One of his first challenges was to craft a cabinet satisfactory to all factions; this he did by excluding the leaders of all sides. He himself took the portfolios of Public Works and Provincial Treasurer. Charles R. Mitchell, who like Sifton had been a judge during the scandal and had accordingly played no part in it, became Minister of Education and Attorney-General. Archibald J. McLean was named Provincial Secretary. His support for the insurgents (though not as one of their leaders) was offset by the continuation of Rutherford's Agriculture Minister Duncan Marshall, who had played no particular role during the scandal but had remained loyal to Rutherford. To the consternation of the opposition Conservatives, Bulyea prorogued the legislation before this new government's strength could be tested by a vote of confidence. Still, its acceptance by the Liberal caucus can be measured by the fact that only one member, Ezra Riley, resigned in protest.
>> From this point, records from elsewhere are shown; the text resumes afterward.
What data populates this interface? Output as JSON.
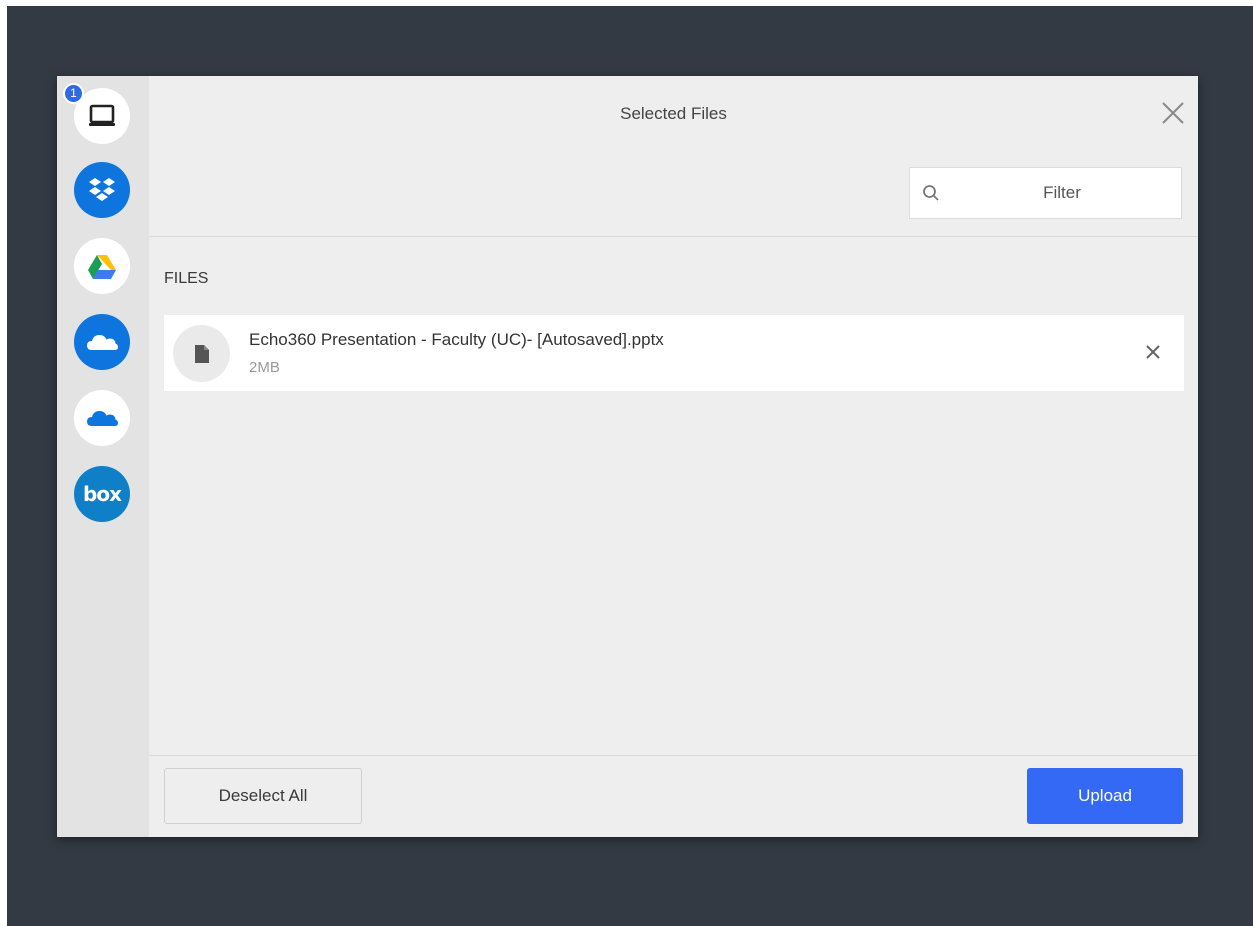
{
  "sources": {
    "local_badge_count": "1",
    "items": [
      {
        "name": "My Device",
        "icon": "laptop-icon"
      },
      {
        "name": "Dropbox",
        "icon": "dropbox-icon"
      },
      {
        "name": "Google Drive",
        "icon": "google-drive-icon"
      },
      {
        "name": "OneDrive for Business",
        "icon": "onedrive-business-icon"
      },
      {
        "name": "OneDrive",
        "icon": "onedrive-icon"
      },
      {
        "name": "Box",
        "icon": "box-icon",
        "logo_text": "box"
      }
    ]
  },
  "header": {
    "title": "Selected Files",
    "close_icon": "close-icon"
  },
  "filter": {
    "placeholder": "Filter",
    "icon": "search-icon"
  },
  "files_section": {
    "label": "FILES",
    "files": [
      {
        "name": "Echo360 Presentation - Faculty (UC)- [Autosaved].pptx",
        "size": "2MB",
        "icon": "file-icon",
        "remove_icon": "remove-icon"
      }
    ]
  },
  "footer": {
    "deselect_label": "Deselect All",
    "upload_label": "Upload"
  },
  "colors": {
    "backdrop": "#343a44",
    "panel": "#eeeeee",
    "sidebar": "#e3e3e3",
    "accent_blue": "#3469f5",
    "dropbox_blue": "#0f75de",
    "box_blue": "#0f80c8"
  }
}
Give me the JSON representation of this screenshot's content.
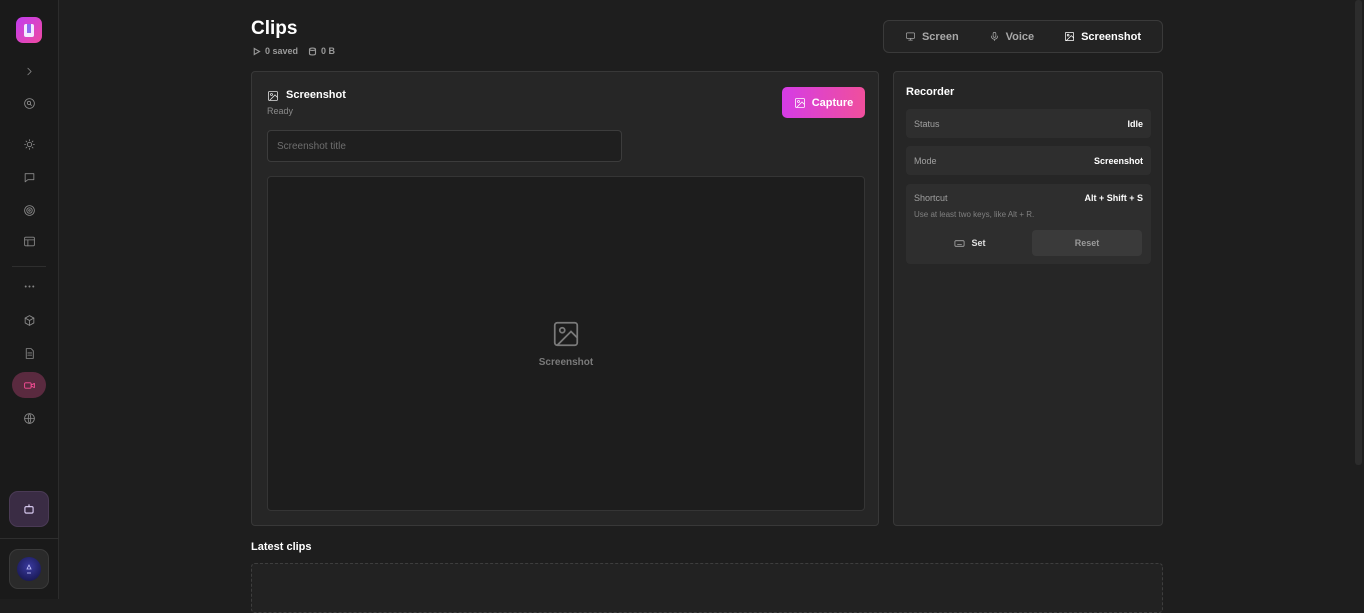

Riley objected to the exclusion from cabinet of insurgency leader W. H. Cushing; after his resignation he ran as an independent Liberal in the ensuing by-election, but was defeated by Sifton supporter Archibald J. McArthur.

As time began to heal old wounds, Sifton expanded his cabinet to include several of the old adversaries: in February 1912 Cross was re-instated as Attorney-General and rebel leader John R. Boyle was made Minister of Education (Mitchell, who had previously held both of these posts, was transferred to the Public Works portfolio). The other new additions to cabinet—Malcolm McKenzie as Provincial Treasurer and Charles Stewart in the new position of Minister of Municipal Affairs—had voted with the Rutherford government during the scandal.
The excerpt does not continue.